If you overcharge a liquid cell battery ( battery with acid in it) then it will just evaporate the acid off and worse case is you end up with a dry battery.
Dry cells don't have anywhere to vent the gases, so you can see the issues here with that one.
Look on your battery, somewhere it says " x.x v", in some cases its 4.2 and some its 3.7. To push a dry cell beyond its maximum charge can be a gamble on what will happen, maybe you'll get lucky and nothing, maybe the battery will internally stop working and worse case is it internally shorts out (had an RC pack go up because I set it on the wrong voltage once myself).
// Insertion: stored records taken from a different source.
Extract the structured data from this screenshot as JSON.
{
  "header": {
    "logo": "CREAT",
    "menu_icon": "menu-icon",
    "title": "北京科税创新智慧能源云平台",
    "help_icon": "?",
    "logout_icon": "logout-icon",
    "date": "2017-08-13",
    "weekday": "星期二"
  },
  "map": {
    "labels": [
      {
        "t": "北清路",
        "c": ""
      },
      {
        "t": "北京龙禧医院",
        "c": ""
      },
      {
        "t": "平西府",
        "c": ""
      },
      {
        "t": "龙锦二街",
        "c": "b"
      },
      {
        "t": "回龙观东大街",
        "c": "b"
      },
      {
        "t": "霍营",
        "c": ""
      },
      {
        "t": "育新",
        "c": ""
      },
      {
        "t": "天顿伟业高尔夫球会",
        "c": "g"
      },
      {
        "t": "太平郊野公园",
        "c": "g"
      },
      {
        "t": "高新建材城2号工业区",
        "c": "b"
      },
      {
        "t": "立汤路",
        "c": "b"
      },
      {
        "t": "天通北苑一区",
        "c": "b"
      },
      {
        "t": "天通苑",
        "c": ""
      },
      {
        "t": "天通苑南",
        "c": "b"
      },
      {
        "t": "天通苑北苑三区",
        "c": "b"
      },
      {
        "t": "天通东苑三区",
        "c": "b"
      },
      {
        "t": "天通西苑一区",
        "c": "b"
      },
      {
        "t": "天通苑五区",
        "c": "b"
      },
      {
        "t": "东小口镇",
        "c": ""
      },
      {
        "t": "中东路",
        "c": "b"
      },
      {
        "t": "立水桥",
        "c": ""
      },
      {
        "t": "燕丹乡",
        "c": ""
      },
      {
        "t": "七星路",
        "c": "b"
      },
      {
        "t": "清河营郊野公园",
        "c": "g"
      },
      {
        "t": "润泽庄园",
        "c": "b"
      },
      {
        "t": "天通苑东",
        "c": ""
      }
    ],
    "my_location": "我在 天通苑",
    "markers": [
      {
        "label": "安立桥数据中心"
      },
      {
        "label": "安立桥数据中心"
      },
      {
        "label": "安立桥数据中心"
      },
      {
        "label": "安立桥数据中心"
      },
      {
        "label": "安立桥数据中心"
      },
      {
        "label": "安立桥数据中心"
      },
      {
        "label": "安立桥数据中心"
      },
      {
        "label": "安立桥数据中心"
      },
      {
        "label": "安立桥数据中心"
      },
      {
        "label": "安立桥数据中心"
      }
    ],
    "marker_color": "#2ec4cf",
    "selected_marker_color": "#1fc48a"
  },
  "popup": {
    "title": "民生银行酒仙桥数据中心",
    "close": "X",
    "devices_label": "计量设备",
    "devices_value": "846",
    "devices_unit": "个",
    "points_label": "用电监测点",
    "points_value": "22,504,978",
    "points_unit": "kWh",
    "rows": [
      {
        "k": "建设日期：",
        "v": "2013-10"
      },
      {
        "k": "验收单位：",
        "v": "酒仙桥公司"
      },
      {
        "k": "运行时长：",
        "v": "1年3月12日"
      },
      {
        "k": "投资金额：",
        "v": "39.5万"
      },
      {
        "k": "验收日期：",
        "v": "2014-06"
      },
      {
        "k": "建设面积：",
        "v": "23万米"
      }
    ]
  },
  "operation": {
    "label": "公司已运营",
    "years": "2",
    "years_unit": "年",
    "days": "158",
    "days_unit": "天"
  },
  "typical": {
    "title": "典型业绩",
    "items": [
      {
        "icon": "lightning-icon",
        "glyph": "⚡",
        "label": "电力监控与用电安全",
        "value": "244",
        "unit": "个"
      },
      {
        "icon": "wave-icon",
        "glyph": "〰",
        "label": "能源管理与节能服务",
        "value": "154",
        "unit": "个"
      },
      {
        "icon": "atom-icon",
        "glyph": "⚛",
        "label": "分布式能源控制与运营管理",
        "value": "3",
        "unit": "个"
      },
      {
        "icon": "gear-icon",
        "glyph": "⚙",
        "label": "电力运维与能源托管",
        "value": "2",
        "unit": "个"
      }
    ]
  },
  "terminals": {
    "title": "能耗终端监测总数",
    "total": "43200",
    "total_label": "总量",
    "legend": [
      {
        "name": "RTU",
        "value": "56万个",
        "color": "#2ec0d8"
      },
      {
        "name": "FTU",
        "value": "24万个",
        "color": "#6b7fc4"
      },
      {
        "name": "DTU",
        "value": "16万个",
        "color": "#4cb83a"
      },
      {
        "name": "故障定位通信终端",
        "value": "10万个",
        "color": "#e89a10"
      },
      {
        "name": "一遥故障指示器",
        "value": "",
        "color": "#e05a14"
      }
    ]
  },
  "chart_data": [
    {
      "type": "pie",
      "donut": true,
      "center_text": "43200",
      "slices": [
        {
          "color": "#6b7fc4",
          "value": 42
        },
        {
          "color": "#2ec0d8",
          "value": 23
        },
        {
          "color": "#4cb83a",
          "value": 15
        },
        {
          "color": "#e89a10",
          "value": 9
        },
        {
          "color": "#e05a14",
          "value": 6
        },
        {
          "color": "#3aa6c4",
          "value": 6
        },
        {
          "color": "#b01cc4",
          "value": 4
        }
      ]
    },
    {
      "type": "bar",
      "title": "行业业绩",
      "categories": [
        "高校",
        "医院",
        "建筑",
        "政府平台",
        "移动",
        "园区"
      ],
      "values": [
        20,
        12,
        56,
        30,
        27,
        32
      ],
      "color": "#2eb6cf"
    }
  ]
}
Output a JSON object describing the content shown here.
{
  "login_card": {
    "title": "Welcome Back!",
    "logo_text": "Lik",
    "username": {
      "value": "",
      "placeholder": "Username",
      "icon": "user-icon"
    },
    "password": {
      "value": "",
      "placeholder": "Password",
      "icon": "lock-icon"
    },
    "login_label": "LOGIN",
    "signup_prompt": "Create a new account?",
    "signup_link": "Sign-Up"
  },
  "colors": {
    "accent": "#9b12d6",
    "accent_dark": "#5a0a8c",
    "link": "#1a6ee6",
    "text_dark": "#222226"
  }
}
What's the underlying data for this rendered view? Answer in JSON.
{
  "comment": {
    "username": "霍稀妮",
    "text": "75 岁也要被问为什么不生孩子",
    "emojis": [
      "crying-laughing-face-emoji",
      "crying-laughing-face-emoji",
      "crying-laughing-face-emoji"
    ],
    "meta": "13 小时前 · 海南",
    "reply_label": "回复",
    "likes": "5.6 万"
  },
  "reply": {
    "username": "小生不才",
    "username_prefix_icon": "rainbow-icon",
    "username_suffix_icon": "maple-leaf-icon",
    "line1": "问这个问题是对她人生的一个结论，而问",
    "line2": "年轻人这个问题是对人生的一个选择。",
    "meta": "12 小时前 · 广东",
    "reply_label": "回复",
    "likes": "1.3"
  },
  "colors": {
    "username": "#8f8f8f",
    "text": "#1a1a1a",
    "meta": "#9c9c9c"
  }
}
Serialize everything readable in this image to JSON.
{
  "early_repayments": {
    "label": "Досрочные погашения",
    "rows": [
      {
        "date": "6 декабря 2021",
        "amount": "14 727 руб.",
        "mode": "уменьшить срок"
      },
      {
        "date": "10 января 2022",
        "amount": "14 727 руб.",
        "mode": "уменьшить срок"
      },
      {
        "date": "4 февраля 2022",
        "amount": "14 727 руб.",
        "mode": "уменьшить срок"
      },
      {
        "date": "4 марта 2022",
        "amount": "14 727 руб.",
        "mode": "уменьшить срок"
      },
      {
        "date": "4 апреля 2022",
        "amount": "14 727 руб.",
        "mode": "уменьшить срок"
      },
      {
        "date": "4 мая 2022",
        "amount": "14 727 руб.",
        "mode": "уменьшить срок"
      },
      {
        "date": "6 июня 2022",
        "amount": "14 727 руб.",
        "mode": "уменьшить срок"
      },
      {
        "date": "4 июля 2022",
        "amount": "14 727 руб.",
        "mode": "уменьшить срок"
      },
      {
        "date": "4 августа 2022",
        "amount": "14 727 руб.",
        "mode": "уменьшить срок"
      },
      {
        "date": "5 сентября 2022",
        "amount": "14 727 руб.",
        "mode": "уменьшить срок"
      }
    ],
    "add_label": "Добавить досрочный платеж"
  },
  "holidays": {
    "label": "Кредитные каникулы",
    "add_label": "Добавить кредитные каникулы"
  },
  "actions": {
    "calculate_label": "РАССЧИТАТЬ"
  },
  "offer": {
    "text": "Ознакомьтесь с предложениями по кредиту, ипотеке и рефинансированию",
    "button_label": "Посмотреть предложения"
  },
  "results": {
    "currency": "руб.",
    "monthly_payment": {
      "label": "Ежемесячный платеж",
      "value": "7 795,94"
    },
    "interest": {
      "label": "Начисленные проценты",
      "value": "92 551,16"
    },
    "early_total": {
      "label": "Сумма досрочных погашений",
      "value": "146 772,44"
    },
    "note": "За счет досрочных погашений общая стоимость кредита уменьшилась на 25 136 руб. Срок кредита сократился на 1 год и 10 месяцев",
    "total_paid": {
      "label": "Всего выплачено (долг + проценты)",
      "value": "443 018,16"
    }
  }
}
Digital chargers are the best to go with, they won't overcharge the battery and most will read the cell to figure out what the maximum charge is for that cell (any quality charger will do that anyways). I'm not sure on the mechanics of how it does this but I do know they work very well as eventually all my RC gear was swapped up to this. Also your digital chargers offer fault protection so should a cell register as bad or iffy then it won't allow charging of that cell any longer preventing possible issues.
Trustfire is a good charger
Nitecore is what I currently use and is a good charger as well.
Basically anything without a voltage charge selector switch is good and will do you well.